Segundo ela, o resultado demonstra a força da organização coletiva e da união entre diferentes setores sociais, políticos e sindicais.
De acordo com Gisele, a conquista foi construída a partir da mobilização popular, do trabalho das entidades sindicais e da atuação de diversas frentes comprometidas com os direitos da classe trabalhadora.
“Essa conquista é uma das maiores da nossa geração para os trabalhadores e trabalhadoras do Brasil inteiro. Ela mostra a força da luta coletiva, da luta política, da luta sindical e da força da população”, afirmou.
A dirigente sindical ressaltou ainda que a aprovação ocorreu mesmo em um cenário de minoria no Congresso, graças à pressão social e ao apoio construído junto à população e às organizações de trabalhadores.
“Conseguimos chegar a esse resultado sendo minoria no Congresso, mas com uma avalanche de forças e uma corrente de ajuda muito grande da população, das organizações sindicais e de cada pessoa que mostrou disposição para lutar”, destacou.
Gisele Adão também enfatizou o simbolismo político do fato de a luta ter sido iniciada pela deputada federal trans Erika Hilton, apontando que isso reforça o caráter plural e coletivo do movimento.
“Considero também muito importante que o início dessa luta tenha vindo de uma deputada federal trans. Isso mostra que a luta é coletiva e vale muito a pena.
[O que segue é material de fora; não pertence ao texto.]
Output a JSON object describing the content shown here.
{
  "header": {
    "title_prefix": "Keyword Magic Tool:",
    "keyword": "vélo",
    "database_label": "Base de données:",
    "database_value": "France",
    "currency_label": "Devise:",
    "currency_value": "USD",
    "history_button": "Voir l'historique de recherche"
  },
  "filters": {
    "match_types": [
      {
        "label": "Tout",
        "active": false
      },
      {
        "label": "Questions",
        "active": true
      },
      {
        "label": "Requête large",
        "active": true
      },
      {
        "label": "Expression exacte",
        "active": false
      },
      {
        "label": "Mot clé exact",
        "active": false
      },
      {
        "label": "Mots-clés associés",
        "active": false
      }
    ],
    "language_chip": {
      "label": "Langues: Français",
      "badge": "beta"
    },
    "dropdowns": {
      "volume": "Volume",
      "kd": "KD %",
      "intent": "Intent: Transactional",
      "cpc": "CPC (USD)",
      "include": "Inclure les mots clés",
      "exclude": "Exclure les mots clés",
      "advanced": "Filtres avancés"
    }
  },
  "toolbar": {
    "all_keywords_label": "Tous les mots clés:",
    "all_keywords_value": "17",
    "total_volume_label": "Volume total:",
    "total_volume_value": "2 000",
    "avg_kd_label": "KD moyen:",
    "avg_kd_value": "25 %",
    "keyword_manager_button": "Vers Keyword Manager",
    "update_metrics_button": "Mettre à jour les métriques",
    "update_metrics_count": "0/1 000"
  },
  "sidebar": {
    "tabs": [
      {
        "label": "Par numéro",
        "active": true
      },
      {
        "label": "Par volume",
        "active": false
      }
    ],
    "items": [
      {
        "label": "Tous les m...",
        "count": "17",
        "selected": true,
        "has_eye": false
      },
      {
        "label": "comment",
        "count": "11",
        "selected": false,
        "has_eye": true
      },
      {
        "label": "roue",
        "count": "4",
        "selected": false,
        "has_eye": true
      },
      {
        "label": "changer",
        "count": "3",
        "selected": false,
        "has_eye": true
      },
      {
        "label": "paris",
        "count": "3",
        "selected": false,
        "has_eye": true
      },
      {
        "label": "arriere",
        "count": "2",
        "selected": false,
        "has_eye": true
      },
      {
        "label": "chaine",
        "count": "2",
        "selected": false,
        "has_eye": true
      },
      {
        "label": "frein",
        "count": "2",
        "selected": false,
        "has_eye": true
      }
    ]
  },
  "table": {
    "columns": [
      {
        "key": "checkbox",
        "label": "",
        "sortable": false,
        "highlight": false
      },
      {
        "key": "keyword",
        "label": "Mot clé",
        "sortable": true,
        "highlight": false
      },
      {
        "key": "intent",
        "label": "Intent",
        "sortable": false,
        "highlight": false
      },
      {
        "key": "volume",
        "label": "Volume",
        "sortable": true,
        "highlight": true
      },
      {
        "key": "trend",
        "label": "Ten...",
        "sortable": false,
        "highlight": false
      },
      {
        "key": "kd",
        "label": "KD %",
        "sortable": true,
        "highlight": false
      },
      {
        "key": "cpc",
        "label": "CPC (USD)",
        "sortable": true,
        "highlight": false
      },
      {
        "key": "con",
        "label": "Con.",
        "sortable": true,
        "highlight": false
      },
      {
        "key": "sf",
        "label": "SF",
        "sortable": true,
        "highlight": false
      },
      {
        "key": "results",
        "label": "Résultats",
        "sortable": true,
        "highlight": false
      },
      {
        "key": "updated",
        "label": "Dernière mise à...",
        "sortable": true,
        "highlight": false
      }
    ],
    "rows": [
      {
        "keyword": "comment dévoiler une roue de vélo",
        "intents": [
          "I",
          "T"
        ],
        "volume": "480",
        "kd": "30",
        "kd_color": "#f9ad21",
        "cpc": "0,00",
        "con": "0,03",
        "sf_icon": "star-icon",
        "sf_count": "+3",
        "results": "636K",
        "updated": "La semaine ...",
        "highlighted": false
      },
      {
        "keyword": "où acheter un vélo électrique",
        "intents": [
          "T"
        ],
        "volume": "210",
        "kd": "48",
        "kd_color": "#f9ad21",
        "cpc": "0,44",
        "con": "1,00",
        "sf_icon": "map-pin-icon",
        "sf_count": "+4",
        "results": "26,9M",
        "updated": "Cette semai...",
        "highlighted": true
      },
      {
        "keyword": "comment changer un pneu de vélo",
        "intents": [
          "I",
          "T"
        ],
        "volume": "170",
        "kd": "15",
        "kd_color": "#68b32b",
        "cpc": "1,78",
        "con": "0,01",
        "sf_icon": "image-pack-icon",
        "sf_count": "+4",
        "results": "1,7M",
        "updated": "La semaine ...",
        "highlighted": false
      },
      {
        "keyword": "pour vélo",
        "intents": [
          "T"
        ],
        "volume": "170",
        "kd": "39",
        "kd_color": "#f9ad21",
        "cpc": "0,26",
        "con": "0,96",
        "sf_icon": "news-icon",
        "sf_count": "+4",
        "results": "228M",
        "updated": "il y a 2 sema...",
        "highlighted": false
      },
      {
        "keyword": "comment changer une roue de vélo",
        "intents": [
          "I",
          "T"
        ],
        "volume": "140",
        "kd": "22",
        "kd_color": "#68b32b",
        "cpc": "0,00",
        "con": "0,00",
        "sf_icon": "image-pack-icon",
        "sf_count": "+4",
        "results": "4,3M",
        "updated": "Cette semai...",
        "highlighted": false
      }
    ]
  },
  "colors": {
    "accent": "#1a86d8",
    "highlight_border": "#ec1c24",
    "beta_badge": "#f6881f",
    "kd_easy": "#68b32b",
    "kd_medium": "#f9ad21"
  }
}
Foi uma luta de várias potências”, concluiu.
Apesar da comemoração pela aprovação, Gisele ressaltou que esta ainda é uma primeira vitória e que a mobilização precisa continuar até a votação no Senado.
“Essa é uma primeira vitória importante, mas a luta continua. Agora ainda falta a aprovação no Senado, e por isso precisamos manter a mobilização e a pressão popular”, afirmou.